Google caught circumventing default Safari user privacy protection settings

Another chapter in the Monster of Mountain View’s War on Privacy is now being written:

Google Inc. and other advertising companies have been bypassing the privacy settings of millions of people using Apple Inc.’s Web browser on their iPhones and computers—tracking the Web-browsing habits of people who intended for that kind of monitoring to be blocked.

The companies used special computer code that tricks Apple’s Safari Web-browsing software into letting them monitor many users. Safari, the most widely used browser on mobile devices, is designed to block such tracking by default.

Google disabled its code after being contacted by The Wall Street Journal.

Google would have no doubt been happy to continue exploiting the Safari loophole – which was discovered by Stanford grad student Jonathan Meyer – but it needed to contain the bad publicity, so it told the Journal it was removing the offending code. That hasn’t stopped privacy activists and consumer advocates from giving Google a well-deserved, harsh scolding.

“Google has clearly engaged in ‘unfair and deceptive’ practices,” said John M. Simpson, Consumer Watchdog’s Privacy Project director. “They have been lying about how people can protect their privacy in their instructions about how to opt out of receiving targeted advertising.”

“The original Google statement that users of Safari who have not changed their privacy settings ‘accomplishes the same thing as setting the opt-out cookie’ is a per se misrepresentation.

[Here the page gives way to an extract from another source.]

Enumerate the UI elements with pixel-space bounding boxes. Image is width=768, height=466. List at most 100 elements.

Not only did the company know this not to be true, it took elaborate measures to circumvent the Safari privacy safeguards, and it benefited from the misrepresentations by the commercial value it surreptitiously obtained. The fact that Google removed the evidence and made it no longer available by means of a Google search (think about that for a moment) is an admission by the company as to its malfeasance,” EPIC’s Marc Rotenberg wrote in a letter to the Federal Trade Commission.

“Coming on the heels of Google’s controversial decision to tear down the privacy-protective walls between some of its other services, this is bad news for the company,” agreed staffers with the Electronic Frontier Foundation (EFF). “It’s time for Google to acknowledge that it can do a better job of respecting the privacy of Web users. One way that Google can prove itself as a good actor in the online privacy debate is by providing meaningful ways for users to limit what data Google collects about them. Specifically, it’s time that Google’s third-party web servers start respecting Do Not Track requests, and time for Google to offer a built-in Do Not Track option.”

The problem, of course, is that Google isn’t interested in doing a better job of respecting the privacy of Web users. It’s trying to do away with the very idea. And unless users take a stand by choosing to stop doing business with Google – as we have – it may very well succeed.